Memories of happy caregiving experiences in childhood were linked to better health, fewer chronic conditions and fewer depressive symptoms in middle and older adulthood, according to findings published in Health Psychology.
"We know that memory plays a huge part in how we make sense of the world — how we organize our past experiences and how we judge how we should act in the future,” William J. Chopik, PhD, assistant professor in the department of psychology at Michigan State University, said in a press release. “As a result, there are a lot of different ways that our memories of the past can guide us.”
Chopik and Robin S. Edelstein, PhD, chair of the personality and social contexts psychology program at University of Michigan, Ann Arbor, conducted this study to determine the connections between memories of early caregiving experiences and the trajectories of self-rated health, chronic health conditions and depressive symptoms over time in two large samples of middle-aged and older adults.

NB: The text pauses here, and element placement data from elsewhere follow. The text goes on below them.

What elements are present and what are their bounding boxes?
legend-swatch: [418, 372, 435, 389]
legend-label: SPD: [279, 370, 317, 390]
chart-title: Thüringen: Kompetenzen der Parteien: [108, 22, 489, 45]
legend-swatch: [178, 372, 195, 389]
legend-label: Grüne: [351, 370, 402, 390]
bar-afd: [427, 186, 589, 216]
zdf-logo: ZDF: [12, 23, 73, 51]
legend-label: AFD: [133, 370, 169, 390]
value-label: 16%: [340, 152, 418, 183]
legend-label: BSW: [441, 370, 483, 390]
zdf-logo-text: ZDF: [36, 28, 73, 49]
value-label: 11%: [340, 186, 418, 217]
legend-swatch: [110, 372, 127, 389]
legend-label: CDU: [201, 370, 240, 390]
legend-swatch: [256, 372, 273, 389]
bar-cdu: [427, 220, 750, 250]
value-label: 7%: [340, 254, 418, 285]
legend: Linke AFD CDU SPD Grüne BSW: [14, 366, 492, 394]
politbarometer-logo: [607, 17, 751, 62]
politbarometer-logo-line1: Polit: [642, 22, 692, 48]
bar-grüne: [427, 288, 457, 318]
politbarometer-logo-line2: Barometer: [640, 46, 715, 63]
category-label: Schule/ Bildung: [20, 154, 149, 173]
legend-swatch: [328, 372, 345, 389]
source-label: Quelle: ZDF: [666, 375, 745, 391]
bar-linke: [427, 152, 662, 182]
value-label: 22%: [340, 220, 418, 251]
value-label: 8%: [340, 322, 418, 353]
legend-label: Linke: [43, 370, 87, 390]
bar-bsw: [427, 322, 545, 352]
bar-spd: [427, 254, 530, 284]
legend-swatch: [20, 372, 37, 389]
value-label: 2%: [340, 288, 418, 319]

The investigators retrospectively examined participants’ memories of caregiver support — including reflections of their relationships with both parents — before age 18 years. The samples included more than 7,100 participants from the National Survey of Midlife Development in the U.S. followed for 18 years and more than 15,200 from the Health and Retirement Study followed over a 6-year period.
Chopik and Edelstein found that memories of higher parental affection in early childhood were linked to better self-rated health and fewer depressive symptoms longitudinally in both samples. For chronic health conditions, the results were less clear, with perceived maternal and paternal affection tied to fewer chronic conditions in the National Survey of Midlife Development sample, but not in the Health and Retirement Study sample.
In both samples, perceived higher levels of maternal affection in childhood were tied to both better physical health and fewer depressive symptoms. Perceived higher levels of paternal support were associated with fewer depressive symptoms in both samples, but better physical health only in the second sample, according to the multilevel model results. The researchers reported that all associations endured throughout adulthood and were not moderated by time.
“We found that good memories seem to have a positive effect on health and well-being, possibly through the ways that they reduce stress or help us maintain healthy choices in life,” Chopik said in the release. “The most surprising finding was that we thought the effects would fade over time because participants were trying to recall things that happened sometimes over 50 years ago. One might expect childhood memories to matter less and less over time, but these memories still predicted better physical and mental health when people were in middle age and older adulthood.” – by Savannah Demko
Disclosure: Chopik reports grant support for this research from the National Institute of Aging.